When doing a program update it will not provide an update back to the latest stable version.

I noticed Avira was being blocked by the Firewall. All running processes seem to be trusted.


Can someone please explain in more details about how the new Registry monitoring settings works?

I find this confusing. An explanation to exactly what is protected under what conditions would be much appreciated!

I have been setting up a fresh Proactive Profile and noticed that Killswitch/Watch activity does not show up as option under Tasks in Classical Theme and Modern Theme but will show up in Lycia and Arcadia themes. I don’t know if this a regression or something longer standing.

When the Settings and Logs screens are maximized they use the whole screen covering the task bar.

Edit: the problem with maximization was also happening with other programs. I fiddled a bit with Task bar settings and that fixed it. I don’t know what happened and solved it.

Can you see what happens when you disable Do protcocol analysis and Block fragmentend IP traffic?

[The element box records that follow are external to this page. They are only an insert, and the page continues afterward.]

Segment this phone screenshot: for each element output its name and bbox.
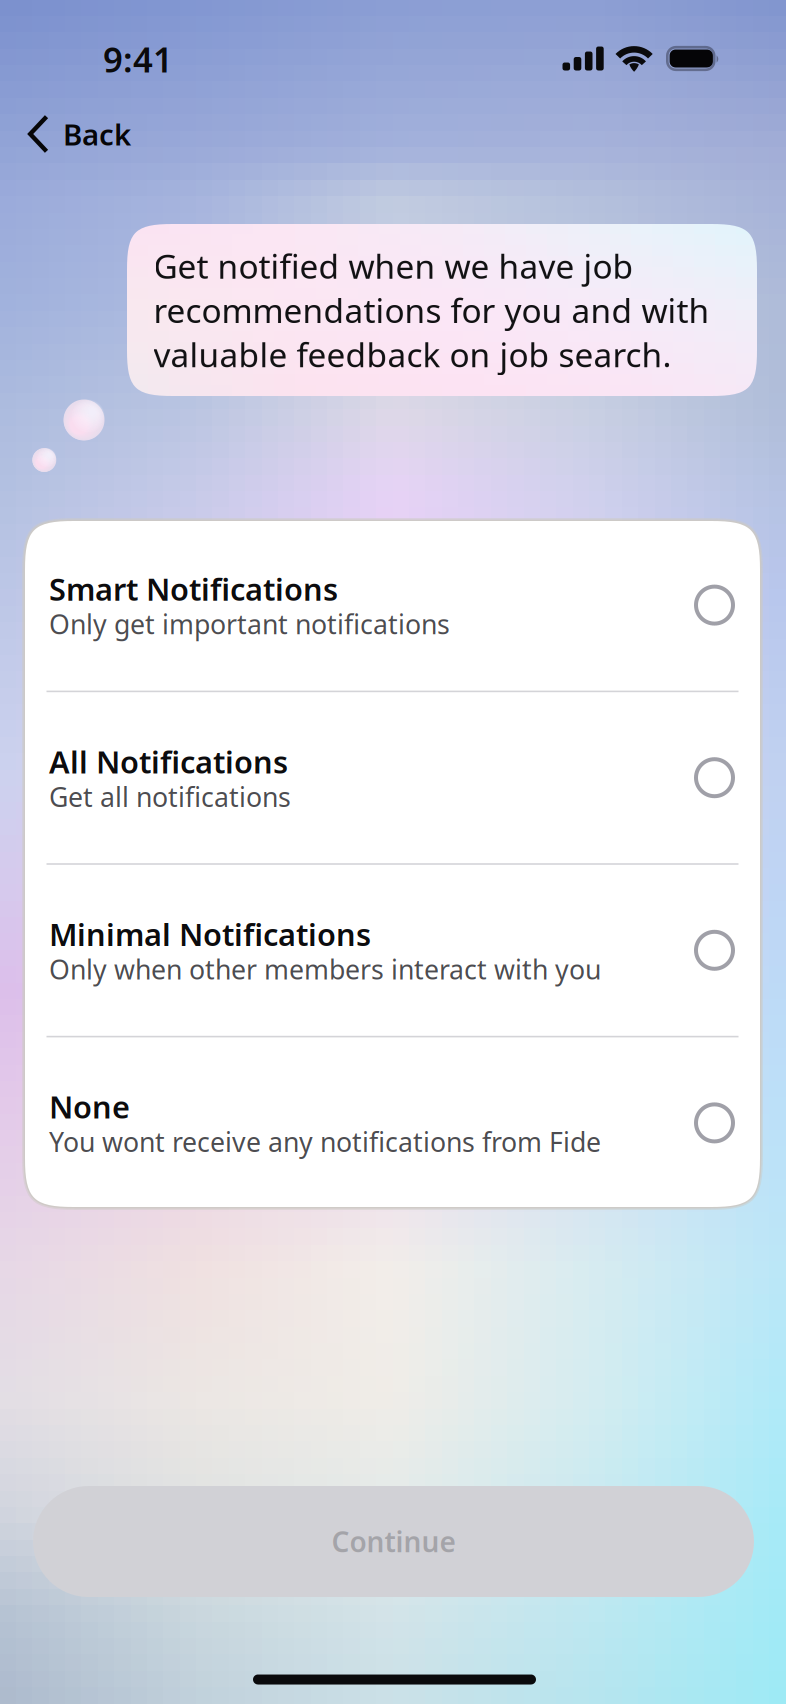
button[interactable]: Back (28, 108, 188, 160)
staticText: Back (63, 114, 131, 154)
button[interactable]: Minimal Notifications (25, 865, 760, 1036)
staticText: Only when other members interact with yo… (49, 952, 601, 987)
staticText: Minimal Notifications (49, 914, 371, 954)
staticText: Get notified when we have job recommenda… (154, 244, 710, 376)
button[interactable]: None (25, 1037, 760, 1208)
staticText: Get all notifications (49, 779, 291, 814)
staticText: 9:41 (103, 36, 173, 82)
button[interactable]: Continue (33, 1486, 754, 1597)
button[interactable]: All Notifications (25, 692, 760, 863)
button[interactable]: Smart Notifications (25, 520, 760, 691)
staticText: Only get important notifications (49, 606, 450, 642)
staticText: Smart Notifications (49, 568, 338, 609)
staticText: None (49, 1086, 130, 1127)
staticText: You wont receive any notifications from … (49, 1124, 601, 1160)
staticText: Continue (332, 1523, 456, 1560)
staticText: All Notifications (49, 741, 288, 782)
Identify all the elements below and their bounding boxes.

Can’t seem to get it to be blocked again. Maybe it was on install only. Nevermind. If it happens again I will try to keep track and try what you suggested.

I was waiting for this too.

Tested it out, Opera, Facebook and the sandbox are working well together! :smiley:

My computer started to act weird. It started to become unresponsive. Windows 10 x64 (1809 17763.316).

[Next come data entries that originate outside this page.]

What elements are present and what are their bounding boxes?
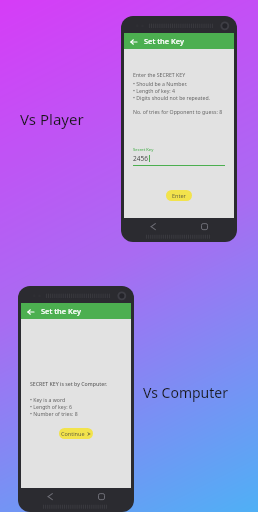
button[interactable]: Secret Key (133, 147, 225, 166)
staticText: • Digits should not be repeated. (133, 94, 210, 101)
staticText: Enter the SECRET KEY (133, 71, 186, 78)
staticText: Set the Key (41, 306, 81, 316)
button[interactable]: Enter (166, 190, 192, 201)
staticText: Secret Key (133, 147, 154, 153)
staticText: Vs Computer (143, 383, 229, 402)
staticText: 2456 (133, 154, 148, 163)
button[interactable]: Back (25, 306, 36, 317)
staticText: Enter (172, 192, 186, 199)
button[interactable]: Continue (59, 428, 93, 439)
button[interactable]: Back (128, 36, 139, 47)
staticText: Vs Player (20, 109, 84, 129)
staticText: • Length of key: 6 (30, 403, 72, 410)
staticText: Set the Key (144, 36, 184, 46)
staticText: SECRET KEY is set by Computer. (30, 380, 107, 387)
staticText: • Number of tries: 8 (30, 410, 78, 417)
staticText: • Length of key: 4 (133, 87, 175, 94)
staticText: • Should be a Number. (133, 80, 188, 87)
staticText: No. of tries for Opponent to guess: 8 (133, 108, 223, 115)
staticText: Continue (61, 430, 85, 437)
staticText: • Key is a word (30, 396, 66, 403)
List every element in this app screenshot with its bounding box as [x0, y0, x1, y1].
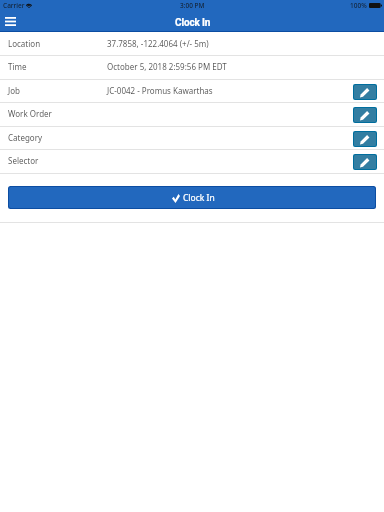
staticText: 37.7858, -122.4064 (+/- 5m): [107, 38, 209, 49]
button[interactable]: Edit Job: [354, 85, 376, 99]
button[interactable]: Time: [0, 55, 384, 78]
staticText: Location: [8, 38, 41, 49]
button[interactable]: Edit Work Order: [354, 108, 376, 122]
staticText: Clock In: [183, 192, 215, 204]
button[interactable]: Work Order: [0, 102, 384, 125]
button[interactable]: Menu: [5, 17, 16, 26]
staticText: Work Order: [8, 108, 52, 119]
button[interactable]: Job: [0, 79, 384, 102]
staticText: Selector: [8, 155, 39, 166]
staticText: Time: [8, 61, 27, 72]
staticText: Category: [8, 132, 43, 143]
button[interactable]: Edit Selector: [354, 155, 376, 169]
staticText: Clock In: [175, 17, 211, 29]
staticText: October 5, 2018 2:59:56 PM EDT: [107, 61, 227, 72]
staticText: Job: [8, 85, 20, 96]
button[interactable]: Edit Category: [354, 132, 376, 146]
button[interactable]: Clock In: [9, 187, 375, 208]
staticText: Carrier: [3, 1, 25, 10]
button[interactable]: Selector: [0, 149, 384, 172]
staticText: 3:00 PM: [180, 1, 205, 10]
button[interactable]: Category: [0, 126, 384, 149]
staticText: JC-0042 - Promus Kawarthas: [107, 85, 213, 96]
staticText: 100%: [350, 1, 367, 10]
button[interactable]: Location: [0, 32, 384, 55]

Several programs were getting unresponsive and could not be closed (or closing took too long and I nuked them with task manager). Starting new applications would take long. At a certain moment it seemed like they would not start. Windows Store Apps would start but as the screen was there it would sit there doing seemingly nothing.

I could not reboot the computer from the Start Menu or by using alt+F4 from the desktop. Windows would simply not respond to the request to reboot. Ctrl+Alt+Del did not bring up the choice screen from where I could have tried to reboot.

After the reboot Windows Security Center states Comodo AV and Firewall are not active I will reboot now to see if the registration with WSC changes.
Event viewer shows nothing of any importance. I am going to reboot now and see if the registration with WSC changes.

Edit: I rebooted twice. It takes WSC a minute or more to see the AV and Firewall are active but after that initial period it says things are hunky dory. Initially it will say the Firewall is not active while it is still assessing if the AV is active. Eventually it says all is fine without alerting the user with a pop up above the systray.